Welcome to Beyond the Basics!
My name is Zack Capozzi, and I run LacrosseReference.com, which focuses on developing and sharing new statistics and models for the sport.
I do not envy the people who need to decide who gets on the Tewaaraton Award lists. It’s so hard to be consistent in applying whatever framework you decide to use across the thousands of Division I women’s lacrosse players.
And then how do you balance career achievement versus the accomplishments of the current season? Fortunately, this is the type of decision (especially for the finalists and eventual winner) where a committee approach is generally going to get you to the right result.

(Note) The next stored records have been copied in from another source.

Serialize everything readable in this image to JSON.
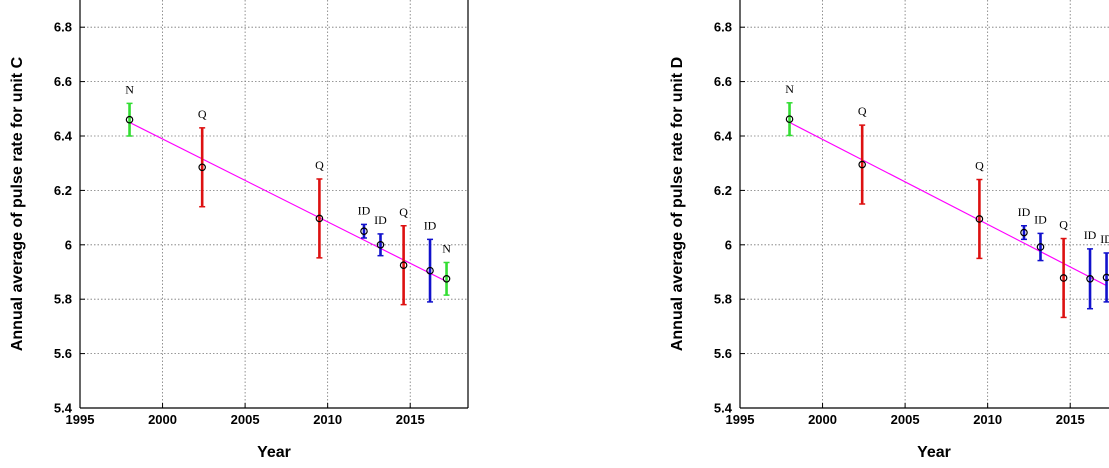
{
  "chart_data": [
    {
      "type": "scatter",
      "xlabel": "Year",
      "ylabel": "Annual average of pulse rate for unit C",
      "xlim": [
        1995,
        2018.5
      ],
      "ylim": [
        5.4,
        6.9
      ],
      "xticks": [
        "1995",
        "2000",
        "2005",
        "2010",
        "2015"
      ],
      "yticks": [
        "5.4",
        "5.6",
        "5.8",
        "6",
        "6.2",
        "6.4",
        "6.6",
        "6.8"
      ],
      "grid": true,
      "fit_line": {
        "x": [
          1998.0,
          2017.2
        ],
        "y": [
          6.45,
          5.865
        ],
        "color": "#ff00ff"
      },
      "points": [
        {
          "x": 1998.0,
          "y": 6.46,
          "err": 0.06,
          "color": "#33dd33",
          "label": "N"
        },
        {
          "x": 2002.4,
          "y": 6.285,
          "err": 0.145,
          "color": "#dd1111",
          "label": "Q"
        },
        {
          "x": 2009.5,
          "y": 6.097,
          "err": 0.145,
          "color": "#dd1111",
          "label": "Q"
        },
        {
          "x": 2012.2,
          "y": 6.05,
          "err": 0.025,
          "color": "#1111cc",
          "label": "ID"
        },
        {
          "x": 2013.2,
          "y": 6.0,
          "err": 0.04,
          "color": "#1111cc",
          "label": "ID"
        },
        {
          "x": 2014.6,
          "y": 5.925,
          "err": 0.145,
          "color": "#dd1111",
          "label": "Q"
        },
        {
          "x": 2016.2,
          "y": 5.905,
          "err": 0.115,
          "color": "#1111cc",
          "label": "ID"
        },
        {
          "x": 2017.2,
          "y": 5.875,
          "err": 0.06,
          "color": "#33dd33",
          "label": "N"
        }
      ]
    },
    {
      "type": "scatter",
      "xlabel": "Year",
      "ylabel": "Annual average of pulse rate for unit D",
      "xlim": [
        1995,
        2018.5
      ],
      "ylim": [
        5.4,
        6.9
      ],
      "xticks": [
        "1995",
        "2000",
        "2005",
        "2010",
        "2015"
      ],
      "yticks": [
        "5.4",
        "5.6",
        "5.8",
        "6",
        "6.2",
        "6.4",
        "6.6",
        "6.8"
      ],
      "grid": true,
      "fit_line": {
        "x": [
          1998.0,
          2017.2
        ],
        "y": [
          6.45,
          5.85
        ],
        "color": "#ff00ff"
      },
      "points": [
        {
          "x": 1998.0,
          "y": 6.462,
          "err": 0.06,
          "color": "#33dd33",
          "label": "N"
        },
        {
          "x": 2002.4,
          "y": 6.295,
          "err": 0.145,
          "color": "#dd1111",
          "label": "Q"
        },
        {
          "x": 2009.5,
          "y": 6.095,
          "err": 0.145,
          "color": "#dd1111",
          "label": "Q"
        },
        {
          "x": 2012.2,
          "y": 6.045,
          "err": 0.025,
          "color": "#1111cc",
          "label": "ID"
        },
        {
          "x": 2013.2,
          "y": 5.992,
          "err": 0.05,
          "color": "#1111cc",
          "label": "ID"
        },
        {
          "x": 2014.6,
          "y": 5.878,
          "err": 0.145,
          "color": "#dd1111",
          "label": "Q"
        },
        {
          "x": 2016.2,
          "y": 5.875,
          "err": 0.11,
          "color": "#1111cc",
          "label": "ID"
        },
        {
          "x": 2017.2,
          "y": 5.88,
          "err": 0.09,
          "color": "#1111cc",
          "label": "ID"
        }
      ]
    }
  ]
}
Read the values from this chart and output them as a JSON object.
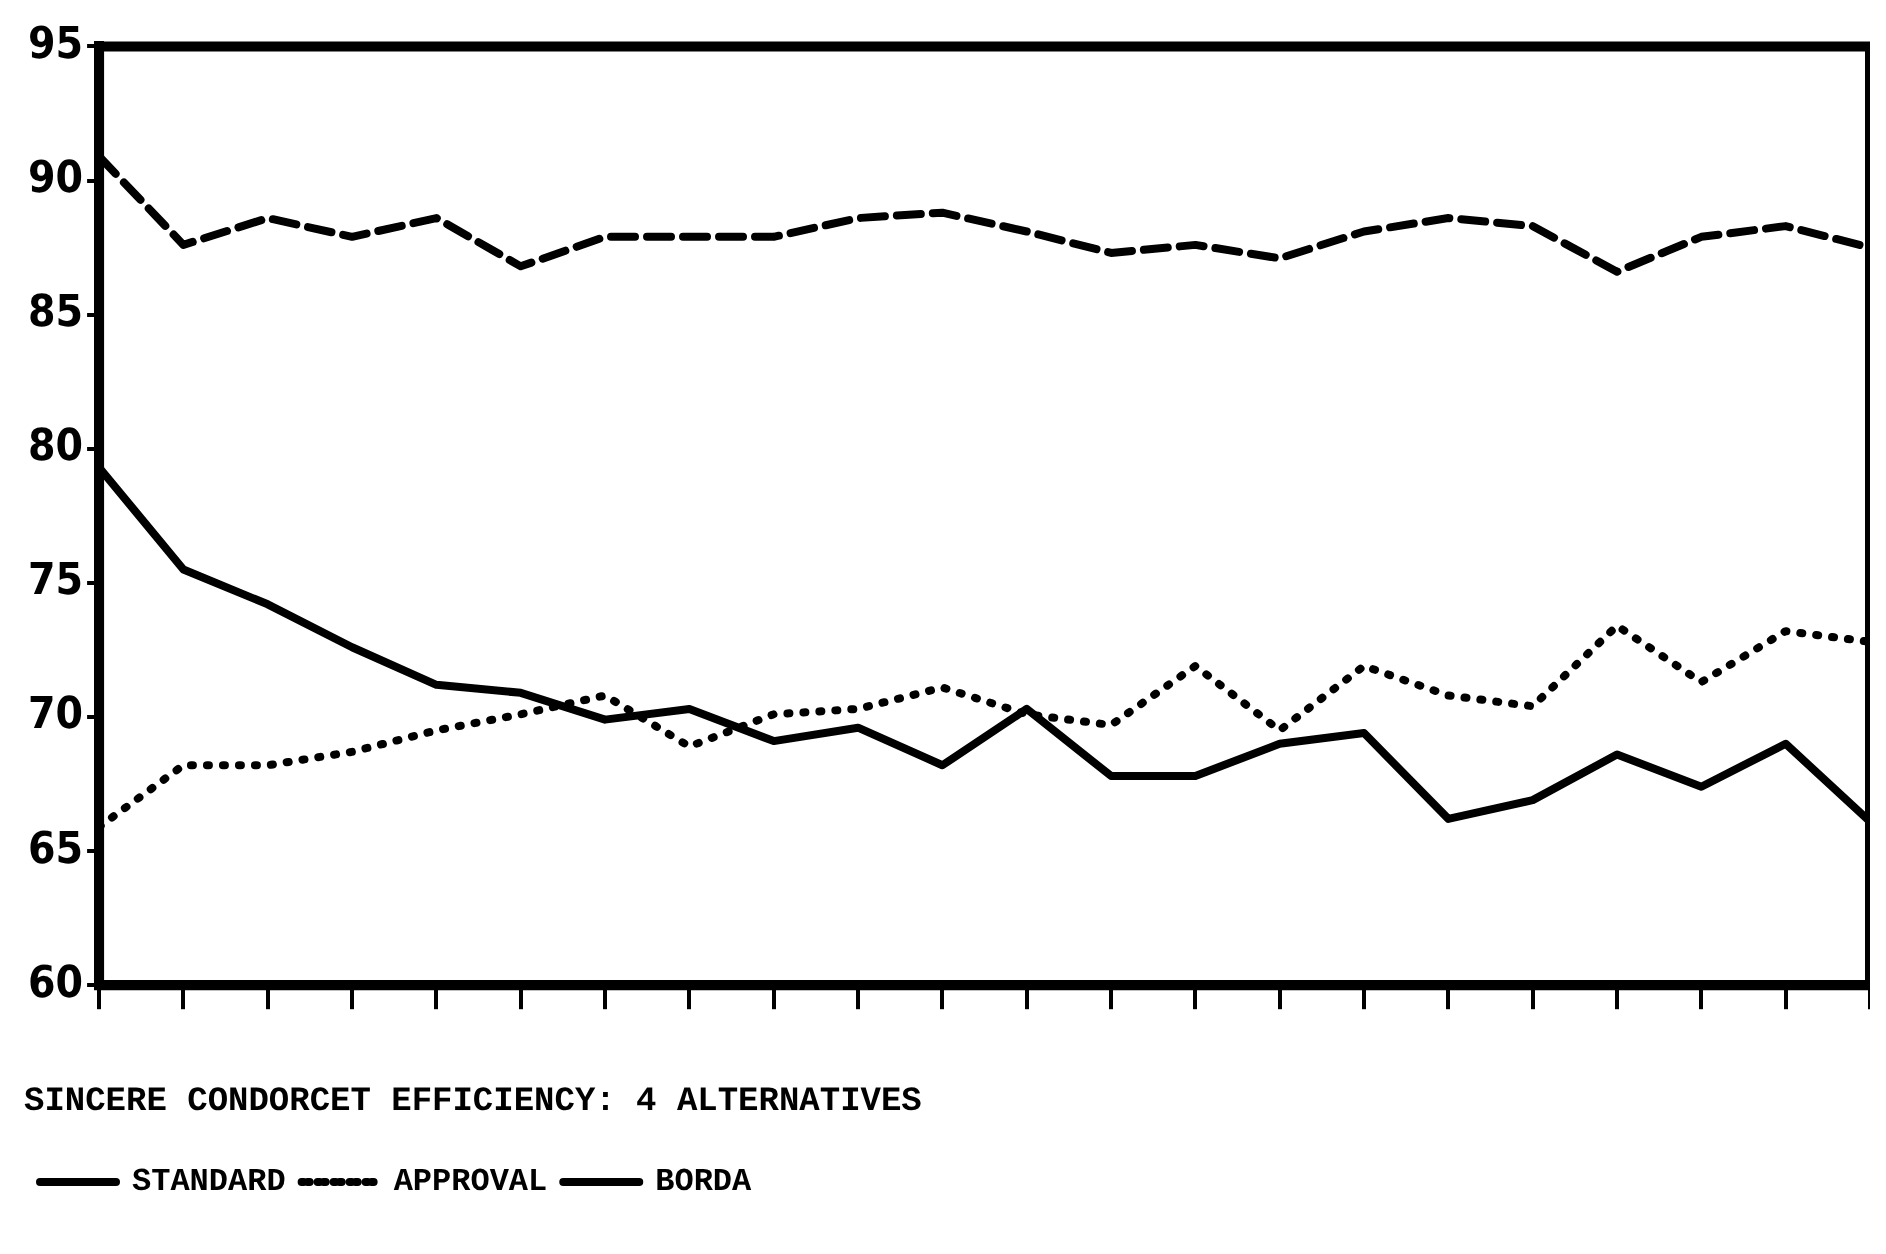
{
  "chart_data": {
    "type": "line",
    "title": "SINCERE CONDORCET EFFICIENCY: 4 ALTERNATIVES",
    "categories": [
      null,
      null,
      null,
      null,
      null,
      null,
      null,
      null,
      null,
      null,
      null,
      null,
      null,
      null,
      null,
      null,
      null,
      null,
      null,
      null,
      null,
      null
    ],
    "series": [
      {
        "name": "STANDARD",
        "color": "#000000",
        "line_style": "solid",
        "values": [
          79.3,
          75.5,
          74.2,
          72.6,
          71.2,
          70.9,
          69.9,
          70.3,
          69.1,
          69.6,
          68.2,
          70.3,
          67.8,
          67.8,
          69.0,
          69.4,
          66.2,
          66.9,
          68.6,
          67.4,
          69.0,
          66.1
        ]
      },
      {
        "name": "APPROVAL",
        "color": "#000000",
        "line_style": "dotted",
        "values": [
          65.9,
          68.2,
          68.2,
          68.7,
          69.5,
          70.1,
          70.8,
          68.9,
          70.1,
          70.3,
          71.1,
          70.1,
          69.7,
          71.9,
          69.5,
          71.9,
          70.8,
          70.4,
          73.4,
          71.3,
          73.2,
          72.8
        ]
      },
      {
        "name": "BORDA",
        "color": "#000000",
        "line_style": "dashed",
        "values": [
          90.9,
          87.6,
          88.6,
          87.9,
          88.6,
          86.8,
          87.9,
          87.9,
          87.9,
          88.6,
          88.8,
          88.1,
          87.3,
          87.6,
          87.1,
          88.1,
          88.6,
          88.3,
          86.6,
          87.9,
          88.3,
          87.5
        ]
      }
    ],
    "ylim": [
      60,
      95
    ],
    "yticks": [
      60,
      65,
      70,
      75,
      80,
      85,
      90,
      95
    ],
    "tick_labels": "y",
    "grid": false,
    "legend": "bottom left",
    "marker": "none"
  }
}
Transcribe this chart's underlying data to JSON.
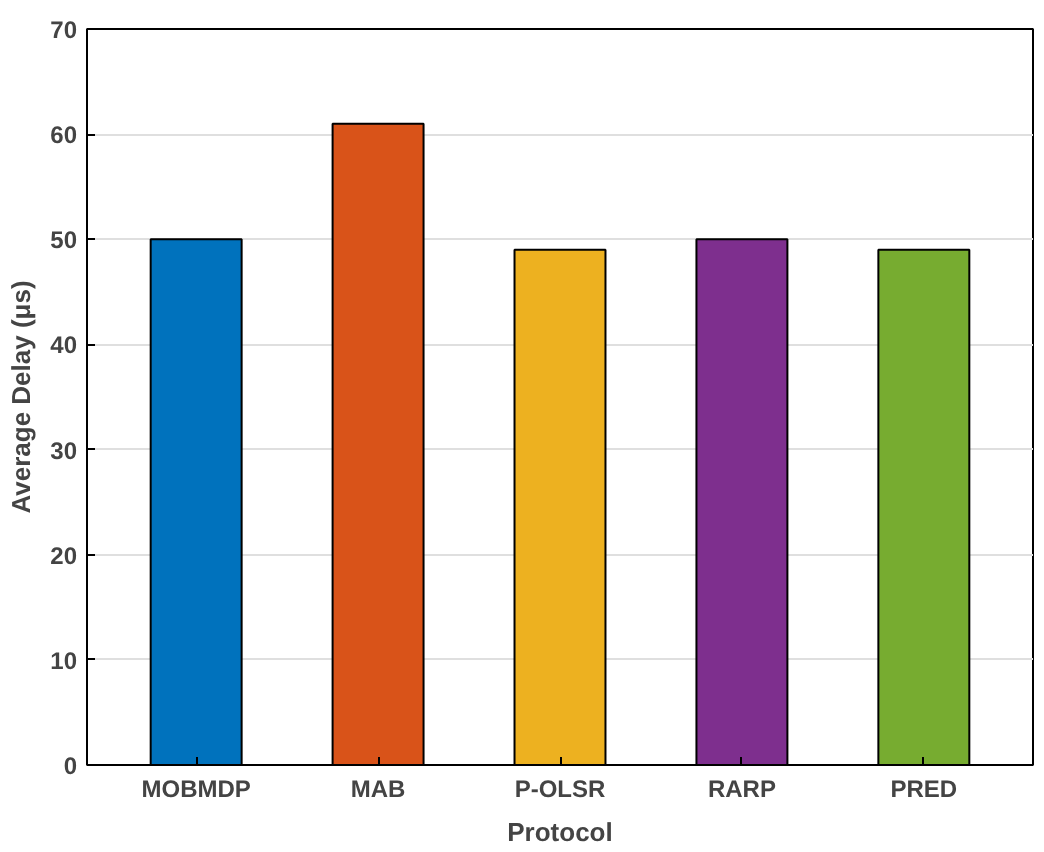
{
  "chart_data": {
    "type": "bar",
    "xlabel": "Protocol",
    "ylabel": "Average Delay (μs)",
    "categories": [
      "MOBMDP",
      "MAB",
      "P-OLSR",
      "RARP",
      "PRED"
    ],
    "values": [
      50,
      61,
      49,
      50,
      49
    ],
    "colors": [
      "#0072bd",
      "#d95319",
      "#edb120",
      "#7e2f8e",
      "#77ac30"
    ],
    "ylim": [
      0,
      70
    ],
    "yticks": [
      0,
      10,
      20,
      30,
      40,
      50,
      60,
      70
    ],
    "grid": "y"
  }
}
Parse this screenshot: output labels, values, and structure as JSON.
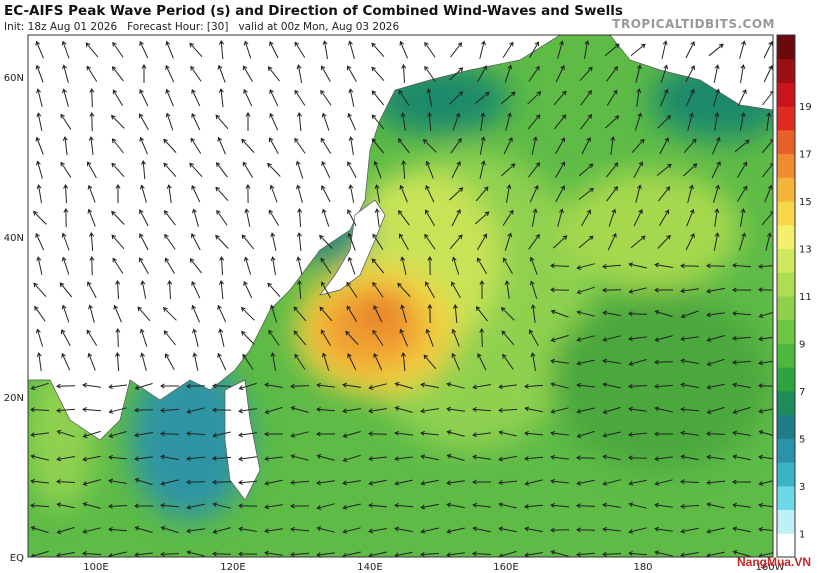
{
  "header": {
    "title": "EC-AIFS Peak Wave Period (s) and Direction of Combined Wind-Waves and Swells",
    "subtitle": "Init: 18z Aug 01 2026   Forecast Hour: [30]   valid at 00z Mon, Aug 03 2026",
    "source": "TROPICALTIDBITS.COM"
  },
  "map": {
    "lat_labels": [
      "60N",
      "40N",
      "20N",
      "EQ"
    ],
    "lon_labels": [
      "100E",
      "120E",
      "140E",
      "160E",
      "180",
      "160W"
    ]
  },
  "colorbar": {
    "labels": [
      "1",
      "3",
      "5",
      "7",
      "9",
      "11",
      "13",
      "15",
      "17",
      "19"
    ]
  },
  "watermark": "NangMua.VN"
}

Still, I think it’s interesting to look at the selections as a group to try and identify what sort of factors that voters held in highest esteem. What do they tell you about what makes a consensus top player? Within the group of selected players, what sort of differences do we see?
Today we are going to go through several different ways of divvying up the candidates to see what the advanced stats have to say about their 2022 seasons.
SCORING VS. ASSISTING
The first way that we can look at the list is by role. Are the players selected generally finishers or distributors? Goals get the glory, but most of them wouldn’t have happened without someone getting an assist. In the chart below, the players who generate assists at a high rate (after accounting for their usage) are to the right side. The players who have shot better are on top.
To make the list as an offensive player, you have to be a great finisher or a great distributor (although some players have been both). In the finisher group, Isabella Peterson, Charlotte North and Ellie Masera stand out. Maddie Jenner probably makes the list because of her draw dominance, but as we saw against Boston College, she’s been a phenomenal finisher as well.
On the facilitator side, it’s been wild to see Jamie Ortega fill the role that Katie Hoeg played last year for the Heels. Of the players on the list, she, Aurora Cordingley and Catriona Barry have generated a lot of their value by creating offense for others.
And then there is Meaghan Tyrrell. Just wow. The shooting metric we are using here is excess shooting, which looks at how many shots you’d expect someone to make given the profile of the shots they’ve taken. So, this is saying that she’s one of the top facilitators in the country, and she’s scored way more than you’d expect for her shot profile. Clearly the statistical favorite among the offensive players.
PRODUCTION VS. EFFICIENCY
I also like to dig into a player’s production and figure out whether it’s the result of increased chances or whether it’s more about being efficient with the chances she has. This is starting to change, but there has historically been an overreliance on point totals to determine who’s had the best season. But an inefficient player can have a very high point total if she takes more shots than anyone else. Usage rate matters. And that’s why it’s good to differentiate whether a player’s production is usage-driven or efficiency-driven.
Now, in this definition, I am using EGA (expected goals added) as my metric for production. That means that we can capture all of a player’s contributions, especially those that come from things other than scoring. And that is where Charlotte North really stands out. She doesn’t have the highest per-game EGA totals this year (Sydney Watson is a bit higher), but nobody has the combination of production and efficiency that she’s shown. In part this is due to her contributions in the draw control game, which not many top scorers can match. And in terms of efficiency, her 2022 season has actually been better than her 2021 campaign.
At the same time, you can’t really fault a player like Jamie Ortega for being a member of the most loaded roster in Division I women’s lacrosse. She’s never going to have the same raw production totals that a player like North or Watson generate simply because those players have higher usage rates. UNC has so many stars and such amazing depth that a player like Ortega just won’t have the opportunity to rack up crazy numbers. And that is why a stat like usage-adjusted-EGA is so critical.
uaEGA measures production after accounting for a player’s play share (essentially how many touches she gets). And on that count, only Tyrrell among the Tewaaraton candidates has a higher efficiency rating.